Young pulsars have long been favoured as potential counterparts. The two most powerful gamma-ray sources in the sky are the Crab and Vela pulsars. The third-strongest source, Geminga, is a pulsar, but has been detected only once at radio wavelengths. Seven gamma-ray sources near the Galactic plane have previously been identified as pulsars. "We've now found a further two pulsars that coincide with unidentified EGRET sources, within position uncertainties," said Dr. D'Amico.
Both pulsars are young and energetic. PSR J1420-6048, with a period of 68 ms, appears to be 13,000 years old. PSR J1837-0604, with a period of 96 ms, is estimated to be 34,000 years old. An increasing rotation period for both signals that they are losing energy at a significant rate. "For this reason alone one would expect that they should be observable as gamma-ray sources," said Dr. D'Amico.
The Parkes survey has found 30 radio pulsars with ages less than 100,000 years. The survey team will now do precise, long-term timing of their periods. This will help future gamma-ray observatories such as AGILE, GLAST and INTEGRAL, detect any gamma-ray pulses from these objects. The Parkes multibeam survey is a large survey for young, distant pulsars within five degrees of the Galactic Plane currently being done with a 13-beam, 1400-MHz receiver on the Parkes radio telescope.

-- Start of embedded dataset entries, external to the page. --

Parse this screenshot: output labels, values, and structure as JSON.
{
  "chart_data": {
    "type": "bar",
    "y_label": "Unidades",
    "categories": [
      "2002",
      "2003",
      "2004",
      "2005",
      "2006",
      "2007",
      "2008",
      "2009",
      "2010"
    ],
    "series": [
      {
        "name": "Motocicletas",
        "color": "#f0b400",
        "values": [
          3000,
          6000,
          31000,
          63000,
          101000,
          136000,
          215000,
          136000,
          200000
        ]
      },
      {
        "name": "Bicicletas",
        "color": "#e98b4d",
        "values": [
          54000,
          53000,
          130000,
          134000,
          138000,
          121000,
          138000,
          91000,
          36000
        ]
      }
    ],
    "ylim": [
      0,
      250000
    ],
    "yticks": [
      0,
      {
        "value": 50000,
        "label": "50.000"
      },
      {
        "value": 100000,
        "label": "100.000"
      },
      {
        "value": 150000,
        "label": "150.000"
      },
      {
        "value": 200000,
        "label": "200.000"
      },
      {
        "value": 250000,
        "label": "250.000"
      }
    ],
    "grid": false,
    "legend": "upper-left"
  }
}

Although not yet complete, this survey is already the most successful survey for radio pulsars ever made, having found more than 600 previously unknown pulsars, nearly doubling the number previously known. "The Parkes multibeam pulsar survey has been very good at finding faint, fast pulsars," said Professor Victoria Kaspi of McGill University. "It turned up these two energetic young objects even without deliberately targeting the gamma-ray-source error boxes. To find more counterparts, we could use the multibeam system to target more error boxes, but with even higher sensitivity."
The Parkes radio telescope is part of the Australia Telescope, which is funded by the Commonwealth of Australia for operation as a National Facility managed by CSIRO (Commonwealth Scientific and Industrial Research Organisation). Nichi D'Amico and Andrea Possenti received support from the Italian Space Agency and from the Italian Minister of the University and Technological and Scientific Research (MURST). Victoria Kaspi is an Alfred P. Sloan Research Fellow and received support from an NSF CAREER award (AST-9875897) and an NSERC grant (RGPIN228738-00). Fernando Camilo is supported by NASA grant NAG 5-3229. Ingrid Stairs received support from NSERC and Jansky postdoctoral fellowships.